What’s the market doing?
It’s the middle of February and the question more buyers and sellers are asking is: “What’s the market doing?” The short answer is: “Not much at the moment.” But that’s the norm for this time of year. Not many new listings are hitting the MLS and there aren’t enough sales to formulate a reliable opinion about the marketplace.
The good news is, we won’t have to wait long for more data because March 1st marks the unofficial start of March Madness – the flood of listings and renewed intensity that usually launches each new annual cycle. That’s been true for the last seven years and a month from now there should be enough new escrows to give us a better idea about what the market is really doing.
In the meantime let’s set the table with a short recap of what it did in 2019:
Last March, the market started out with the same rush of activity we’ve seen throughout our long period of appreciation. Low inventory, fewer days on market, multiple-offers, lots of overbids and plenty of cash. Anyone who has tried to buy a home in the last few years knows the drill. By late spring, the median price for single family homes in Santa Cruz County rose to all time highs above $950,000.
But as the market moved towards the summer months and the inventory continued to increase, the market’s intensity waned and it’s activity began to flatten out. Homes started taking longer to sell and numbers of transactions declined from their seasonal norms. By the end of August, the median price slipped back below $900k.
At that point, it felt like the market had passed its peak and was heading into a long, slow period of adjustment and a more balanced dynamic between buyers and sellers. But then, a funny thing happened on the way to that adjustment. As prices dropped and interest rates fell, the window of affordability for buyers grew larger.
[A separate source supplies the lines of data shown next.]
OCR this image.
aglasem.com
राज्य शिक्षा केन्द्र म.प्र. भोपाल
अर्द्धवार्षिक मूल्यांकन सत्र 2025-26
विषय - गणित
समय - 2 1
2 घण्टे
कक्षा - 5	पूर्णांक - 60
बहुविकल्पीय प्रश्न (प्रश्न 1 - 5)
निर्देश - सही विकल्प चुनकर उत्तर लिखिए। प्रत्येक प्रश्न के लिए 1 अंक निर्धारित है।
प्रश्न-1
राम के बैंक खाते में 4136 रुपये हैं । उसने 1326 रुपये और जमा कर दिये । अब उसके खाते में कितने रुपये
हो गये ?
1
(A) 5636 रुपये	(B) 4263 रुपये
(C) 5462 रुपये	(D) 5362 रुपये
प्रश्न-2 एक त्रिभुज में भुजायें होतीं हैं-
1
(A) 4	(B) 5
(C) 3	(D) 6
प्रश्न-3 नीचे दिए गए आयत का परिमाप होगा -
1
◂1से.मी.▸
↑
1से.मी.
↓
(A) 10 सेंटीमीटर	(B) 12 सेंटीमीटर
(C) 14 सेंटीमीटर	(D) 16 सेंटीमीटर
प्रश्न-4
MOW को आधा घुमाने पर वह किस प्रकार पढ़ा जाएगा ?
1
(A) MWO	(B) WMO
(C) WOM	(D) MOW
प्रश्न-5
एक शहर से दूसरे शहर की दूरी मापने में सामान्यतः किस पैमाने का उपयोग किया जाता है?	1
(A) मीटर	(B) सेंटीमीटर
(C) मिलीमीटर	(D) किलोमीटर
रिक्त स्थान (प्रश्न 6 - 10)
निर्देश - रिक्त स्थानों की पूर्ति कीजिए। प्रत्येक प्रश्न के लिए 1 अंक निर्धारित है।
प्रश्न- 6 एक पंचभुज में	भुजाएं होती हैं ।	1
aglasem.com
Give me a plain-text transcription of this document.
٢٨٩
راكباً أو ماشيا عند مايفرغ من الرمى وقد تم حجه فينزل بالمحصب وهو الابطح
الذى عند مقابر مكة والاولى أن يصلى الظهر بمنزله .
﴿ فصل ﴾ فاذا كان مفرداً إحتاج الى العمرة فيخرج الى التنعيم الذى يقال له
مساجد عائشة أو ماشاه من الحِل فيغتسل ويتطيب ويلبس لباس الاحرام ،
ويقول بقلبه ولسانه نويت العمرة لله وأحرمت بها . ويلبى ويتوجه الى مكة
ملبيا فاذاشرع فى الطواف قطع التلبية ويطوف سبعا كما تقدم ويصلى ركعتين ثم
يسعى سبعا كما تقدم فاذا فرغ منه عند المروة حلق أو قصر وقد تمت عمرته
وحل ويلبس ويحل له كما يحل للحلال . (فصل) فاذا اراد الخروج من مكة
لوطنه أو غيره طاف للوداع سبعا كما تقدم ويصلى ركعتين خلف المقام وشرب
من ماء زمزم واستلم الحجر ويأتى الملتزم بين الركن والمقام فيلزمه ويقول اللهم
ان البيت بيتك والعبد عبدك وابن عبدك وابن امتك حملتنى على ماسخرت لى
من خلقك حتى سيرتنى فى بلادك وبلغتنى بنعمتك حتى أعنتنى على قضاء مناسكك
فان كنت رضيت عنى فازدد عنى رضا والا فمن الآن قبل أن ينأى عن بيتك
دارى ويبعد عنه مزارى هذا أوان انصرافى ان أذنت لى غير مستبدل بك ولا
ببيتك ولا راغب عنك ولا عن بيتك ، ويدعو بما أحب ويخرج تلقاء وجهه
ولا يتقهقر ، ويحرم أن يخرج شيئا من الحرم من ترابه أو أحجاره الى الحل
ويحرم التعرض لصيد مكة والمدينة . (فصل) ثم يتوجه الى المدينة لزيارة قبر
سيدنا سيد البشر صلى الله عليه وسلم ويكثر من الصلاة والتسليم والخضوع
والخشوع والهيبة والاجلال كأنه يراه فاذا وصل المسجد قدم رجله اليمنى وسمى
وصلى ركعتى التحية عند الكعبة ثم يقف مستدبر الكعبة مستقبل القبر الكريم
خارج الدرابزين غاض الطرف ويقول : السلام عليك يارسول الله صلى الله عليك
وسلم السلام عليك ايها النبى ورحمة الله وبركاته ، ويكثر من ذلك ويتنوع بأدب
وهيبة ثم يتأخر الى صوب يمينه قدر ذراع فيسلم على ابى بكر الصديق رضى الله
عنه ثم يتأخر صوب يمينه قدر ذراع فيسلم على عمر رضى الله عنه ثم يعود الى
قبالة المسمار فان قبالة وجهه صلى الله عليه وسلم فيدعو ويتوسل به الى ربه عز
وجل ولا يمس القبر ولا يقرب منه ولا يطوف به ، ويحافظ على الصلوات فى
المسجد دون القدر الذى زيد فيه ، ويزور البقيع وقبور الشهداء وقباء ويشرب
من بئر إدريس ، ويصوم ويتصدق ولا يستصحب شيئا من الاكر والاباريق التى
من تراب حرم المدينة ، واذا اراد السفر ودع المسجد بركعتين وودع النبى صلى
The result was a second wind of intensity similar to the first one in March, accompanied by an unexpected surge in sales. Although prices still ended slightly down for the year, the market also ended 2019 with an inventory that was 30% lower than the historically low inventory it had at the end of 2018.
And that’s just where we’re starting out in 2020 – with renewed confidence and an incredibly low supply of homes. Not to mention interest rates that are at their lowest levels since 2016 and a stock market that’s at record highs at the same time unemployment in Silicon Valley is approaching record lows.
The prognosis? Get ready folks, March Madness is coming.